Introduction Current evidence suggests that abnormal ventriculo-vascular coupling may contribute to the development of atrial fibrillation (AF) by increasing ventricular filling pressures and consequently, left atrial pressure. Recent investigations have also suggested that inflammation might have a role in the pathophysiology of AF. We hypothesize that autoimmune vasculitis plays a significant role in the pathogenetic mechanism of AF. Methods In this longitudinal cohort study, residents of Olmsted County, MN with first- time diagnosed AF during 1980-2000 and a reference age- and sex-matched control group from the same underlying population and time period were identified and followed until death, or 2000. The relationship between autoimmune vasculitis and first documented AF was analyzed.
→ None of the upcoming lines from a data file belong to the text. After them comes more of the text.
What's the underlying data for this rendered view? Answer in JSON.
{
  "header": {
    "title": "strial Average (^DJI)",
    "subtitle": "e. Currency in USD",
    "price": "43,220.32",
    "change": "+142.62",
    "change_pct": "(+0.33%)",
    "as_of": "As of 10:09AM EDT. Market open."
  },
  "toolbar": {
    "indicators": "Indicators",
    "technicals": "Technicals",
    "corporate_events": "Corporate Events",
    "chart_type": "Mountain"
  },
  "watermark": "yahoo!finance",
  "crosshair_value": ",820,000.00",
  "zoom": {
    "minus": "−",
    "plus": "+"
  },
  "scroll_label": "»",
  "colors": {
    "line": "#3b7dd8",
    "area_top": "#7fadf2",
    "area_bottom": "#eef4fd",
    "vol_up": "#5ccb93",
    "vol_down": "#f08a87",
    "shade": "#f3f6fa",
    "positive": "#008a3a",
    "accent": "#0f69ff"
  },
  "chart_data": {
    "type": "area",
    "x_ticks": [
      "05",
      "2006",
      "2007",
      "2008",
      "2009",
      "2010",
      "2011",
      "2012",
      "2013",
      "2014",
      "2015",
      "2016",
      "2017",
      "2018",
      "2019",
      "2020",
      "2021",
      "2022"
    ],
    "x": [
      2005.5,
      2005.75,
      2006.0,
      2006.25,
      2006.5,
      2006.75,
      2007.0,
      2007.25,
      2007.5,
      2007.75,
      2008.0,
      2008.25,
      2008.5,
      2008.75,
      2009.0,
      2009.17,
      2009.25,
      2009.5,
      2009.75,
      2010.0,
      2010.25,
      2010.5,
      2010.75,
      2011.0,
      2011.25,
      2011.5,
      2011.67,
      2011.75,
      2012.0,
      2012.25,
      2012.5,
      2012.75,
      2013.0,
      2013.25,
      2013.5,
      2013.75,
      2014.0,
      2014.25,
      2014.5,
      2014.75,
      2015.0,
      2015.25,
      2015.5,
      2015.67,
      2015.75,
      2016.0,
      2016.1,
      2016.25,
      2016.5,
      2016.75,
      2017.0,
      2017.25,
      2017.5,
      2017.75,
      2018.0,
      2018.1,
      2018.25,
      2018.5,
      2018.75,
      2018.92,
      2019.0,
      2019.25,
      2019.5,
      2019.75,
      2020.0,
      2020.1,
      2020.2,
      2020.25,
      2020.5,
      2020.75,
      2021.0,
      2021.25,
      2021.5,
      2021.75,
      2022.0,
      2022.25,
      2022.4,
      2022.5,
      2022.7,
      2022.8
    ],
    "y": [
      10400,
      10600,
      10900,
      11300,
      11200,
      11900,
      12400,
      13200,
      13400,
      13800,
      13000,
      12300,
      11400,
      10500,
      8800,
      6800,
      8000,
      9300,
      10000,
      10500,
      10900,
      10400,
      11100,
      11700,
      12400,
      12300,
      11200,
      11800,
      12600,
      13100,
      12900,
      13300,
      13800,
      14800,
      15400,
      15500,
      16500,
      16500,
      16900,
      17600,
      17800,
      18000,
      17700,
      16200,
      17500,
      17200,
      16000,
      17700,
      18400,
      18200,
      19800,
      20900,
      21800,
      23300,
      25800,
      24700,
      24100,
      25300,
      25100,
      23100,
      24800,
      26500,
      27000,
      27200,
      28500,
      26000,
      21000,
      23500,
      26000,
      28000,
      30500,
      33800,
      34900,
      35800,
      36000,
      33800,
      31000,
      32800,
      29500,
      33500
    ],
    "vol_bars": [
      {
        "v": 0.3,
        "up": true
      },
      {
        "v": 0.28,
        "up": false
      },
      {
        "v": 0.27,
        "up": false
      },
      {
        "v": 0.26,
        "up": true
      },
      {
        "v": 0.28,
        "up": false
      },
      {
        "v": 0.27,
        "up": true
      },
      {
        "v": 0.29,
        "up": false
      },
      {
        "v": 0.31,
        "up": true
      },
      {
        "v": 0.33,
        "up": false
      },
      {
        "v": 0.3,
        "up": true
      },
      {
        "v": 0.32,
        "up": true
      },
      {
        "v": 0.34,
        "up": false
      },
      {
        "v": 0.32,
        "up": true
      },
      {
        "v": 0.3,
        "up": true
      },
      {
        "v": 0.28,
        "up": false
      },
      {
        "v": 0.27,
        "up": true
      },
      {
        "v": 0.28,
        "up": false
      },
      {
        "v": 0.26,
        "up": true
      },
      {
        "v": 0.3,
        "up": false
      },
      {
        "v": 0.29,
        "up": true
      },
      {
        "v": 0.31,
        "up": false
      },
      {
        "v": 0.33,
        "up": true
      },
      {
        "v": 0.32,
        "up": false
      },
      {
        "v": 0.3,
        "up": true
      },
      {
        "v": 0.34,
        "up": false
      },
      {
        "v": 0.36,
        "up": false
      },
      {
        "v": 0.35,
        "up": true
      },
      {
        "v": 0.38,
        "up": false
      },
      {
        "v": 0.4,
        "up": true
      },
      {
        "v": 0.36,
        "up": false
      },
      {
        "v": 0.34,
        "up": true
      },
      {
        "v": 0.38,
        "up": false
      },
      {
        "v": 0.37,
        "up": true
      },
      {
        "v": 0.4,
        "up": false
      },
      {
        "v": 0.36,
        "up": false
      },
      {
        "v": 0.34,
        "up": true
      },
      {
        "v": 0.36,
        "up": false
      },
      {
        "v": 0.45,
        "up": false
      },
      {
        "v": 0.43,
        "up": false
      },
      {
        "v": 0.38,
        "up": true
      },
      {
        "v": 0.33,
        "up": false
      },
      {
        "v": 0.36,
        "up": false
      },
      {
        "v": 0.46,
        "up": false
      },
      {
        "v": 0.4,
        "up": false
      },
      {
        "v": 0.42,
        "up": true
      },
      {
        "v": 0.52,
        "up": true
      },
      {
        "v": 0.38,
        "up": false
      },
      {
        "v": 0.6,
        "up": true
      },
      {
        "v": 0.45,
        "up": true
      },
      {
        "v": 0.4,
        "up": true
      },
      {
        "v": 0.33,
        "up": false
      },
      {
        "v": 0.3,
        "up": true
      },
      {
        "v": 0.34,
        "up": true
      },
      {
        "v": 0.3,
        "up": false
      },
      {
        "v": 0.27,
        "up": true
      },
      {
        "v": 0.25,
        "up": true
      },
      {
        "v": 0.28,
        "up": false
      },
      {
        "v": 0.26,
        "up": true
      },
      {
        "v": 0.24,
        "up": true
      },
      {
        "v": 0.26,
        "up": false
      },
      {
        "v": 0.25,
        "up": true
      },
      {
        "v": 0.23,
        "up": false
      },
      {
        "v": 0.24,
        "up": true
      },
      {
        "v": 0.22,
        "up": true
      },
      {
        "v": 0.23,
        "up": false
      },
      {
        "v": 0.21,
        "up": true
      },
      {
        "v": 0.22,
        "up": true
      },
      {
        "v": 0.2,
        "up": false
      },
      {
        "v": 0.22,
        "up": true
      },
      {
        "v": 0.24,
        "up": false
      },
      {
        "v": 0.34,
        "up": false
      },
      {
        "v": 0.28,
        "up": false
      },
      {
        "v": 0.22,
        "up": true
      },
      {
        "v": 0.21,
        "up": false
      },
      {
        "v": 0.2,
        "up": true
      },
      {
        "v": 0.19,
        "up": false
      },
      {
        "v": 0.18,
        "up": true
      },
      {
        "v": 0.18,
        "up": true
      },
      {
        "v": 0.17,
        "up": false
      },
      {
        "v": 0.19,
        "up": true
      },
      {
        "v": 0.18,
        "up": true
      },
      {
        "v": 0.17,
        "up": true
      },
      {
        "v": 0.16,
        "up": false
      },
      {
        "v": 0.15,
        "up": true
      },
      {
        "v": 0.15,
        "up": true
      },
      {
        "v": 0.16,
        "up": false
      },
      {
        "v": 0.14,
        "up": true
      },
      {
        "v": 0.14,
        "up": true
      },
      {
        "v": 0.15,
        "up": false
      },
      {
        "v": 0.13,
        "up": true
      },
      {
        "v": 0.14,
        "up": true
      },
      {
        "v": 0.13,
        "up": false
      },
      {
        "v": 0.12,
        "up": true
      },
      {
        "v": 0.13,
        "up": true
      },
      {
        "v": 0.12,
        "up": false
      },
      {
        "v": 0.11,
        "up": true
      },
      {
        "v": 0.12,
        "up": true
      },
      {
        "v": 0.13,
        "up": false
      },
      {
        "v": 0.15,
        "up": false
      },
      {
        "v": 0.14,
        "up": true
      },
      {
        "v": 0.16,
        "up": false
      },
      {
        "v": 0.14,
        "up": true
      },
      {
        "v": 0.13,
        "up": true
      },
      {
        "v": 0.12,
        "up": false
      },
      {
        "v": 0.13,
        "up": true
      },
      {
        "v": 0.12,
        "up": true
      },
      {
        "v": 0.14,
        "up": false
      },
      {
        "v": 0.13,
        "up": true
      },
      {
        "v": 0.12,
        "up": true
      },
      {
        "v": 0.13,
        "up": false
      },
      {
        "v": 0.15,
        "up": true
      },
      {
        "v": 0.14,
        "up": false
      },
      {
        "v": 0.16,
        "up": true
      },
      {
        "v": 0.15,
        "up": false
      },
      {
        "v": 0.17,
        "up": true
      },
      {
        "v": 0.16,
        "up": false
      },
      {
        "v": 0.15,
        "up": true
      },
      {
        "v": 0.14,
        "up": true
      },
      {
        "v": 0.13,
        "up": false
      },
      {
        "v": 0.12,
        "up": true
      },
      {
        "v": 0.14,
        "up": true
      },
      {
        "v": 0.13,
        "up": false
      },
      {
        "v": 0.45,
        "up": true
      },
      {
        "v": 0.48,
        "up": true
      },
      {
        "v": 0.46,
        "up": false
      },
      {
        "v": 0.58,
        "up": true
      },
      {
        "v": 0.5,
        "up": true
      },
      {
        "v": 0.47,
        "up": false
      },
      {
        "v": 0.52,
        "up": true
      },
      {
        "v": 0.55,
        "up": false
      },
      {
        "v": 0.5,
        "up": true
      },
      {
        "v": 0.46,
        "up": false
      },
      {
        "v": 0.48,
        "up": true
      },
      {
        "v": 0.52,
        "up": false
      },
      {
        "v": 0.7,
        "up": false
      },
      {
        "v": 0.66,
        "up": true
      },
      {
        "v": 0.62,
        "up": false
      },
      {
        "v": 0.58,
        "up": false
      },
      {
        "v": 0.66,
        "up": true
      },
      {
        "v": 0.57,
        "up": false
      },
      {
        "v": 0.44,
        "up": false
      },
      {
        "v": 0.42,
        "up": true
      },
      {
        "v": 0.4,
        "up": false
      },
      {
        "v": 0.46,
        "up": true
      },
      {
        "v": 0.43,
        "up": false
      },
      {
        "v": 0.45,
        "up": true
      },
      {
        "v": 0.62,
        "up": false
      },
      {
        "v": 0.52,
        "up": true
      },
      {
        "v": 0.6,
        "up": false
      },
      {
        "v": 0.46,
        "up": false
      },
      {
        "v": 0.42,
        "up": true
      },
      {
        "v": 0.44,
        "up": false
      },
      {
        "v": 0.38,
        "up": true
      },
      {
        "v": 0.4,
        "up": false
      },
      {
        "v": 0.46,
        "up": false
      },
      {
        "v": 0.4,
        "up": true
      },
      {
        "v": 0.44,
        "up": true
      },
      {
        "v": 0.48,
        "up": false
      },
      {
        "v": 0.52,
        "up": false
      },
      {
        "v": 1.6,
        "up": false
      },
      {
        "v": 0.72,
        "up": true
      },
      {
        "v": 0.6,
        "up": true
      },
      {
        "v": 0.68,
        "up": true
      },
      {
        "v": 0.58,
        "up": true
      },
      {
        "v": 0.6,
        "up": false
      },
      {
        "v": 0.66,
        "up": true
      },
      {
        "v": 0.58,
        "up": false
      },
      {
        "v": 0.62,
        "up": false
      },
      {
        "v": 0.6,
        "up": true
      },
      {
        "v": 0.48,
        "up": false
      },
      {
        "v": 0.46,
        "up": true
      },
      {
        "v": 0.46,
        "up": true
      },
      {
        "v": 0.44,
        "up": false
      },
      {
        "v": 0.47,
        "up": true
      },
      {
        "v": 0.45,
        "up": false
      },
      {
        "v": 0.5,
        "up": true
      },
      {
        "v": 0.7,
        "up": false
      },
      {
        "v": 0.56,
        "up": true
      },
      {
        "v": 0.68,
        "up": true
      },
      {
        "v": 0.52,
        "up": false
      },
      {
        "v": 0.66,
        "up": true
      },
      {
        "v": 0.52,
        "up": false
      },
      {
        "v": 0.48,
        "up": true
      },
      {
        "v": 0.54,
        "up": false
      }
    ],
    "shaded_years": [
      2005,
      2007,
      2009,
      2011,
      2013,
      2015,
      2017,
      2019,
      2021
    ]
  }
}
Results Of a total of 8766 patients (mean age 61.1+14.9 years; 56% women), 691 (7.9%) were diagnosed with autoimmune vasculitis during the 20 year period. The prevalence of autoimmune vasculitis in the AF group was 9.9% and 5.9% in the control group; p <0.001, respectively. After adjusting for CAD and LV dysfunction, the odds of autoimmune vasculitis in AF was 1.7 times higher than in controls (OR 1.69, 95%; CI 1.42 - 2.01, p < 0.0001). AF patients with autoimmune vasculitis had a worse survival compared to controls; p=.0114 (log-rank test). Conclusion Autoimmune vasculitis strongly increases the risk of atrial fibrillation and portends shorter survival in the AF population. These observations may represent one mechanism linking increased arterial stiffness and inflammation in the pathogenesis and prognosis of AF as an age-related disorder.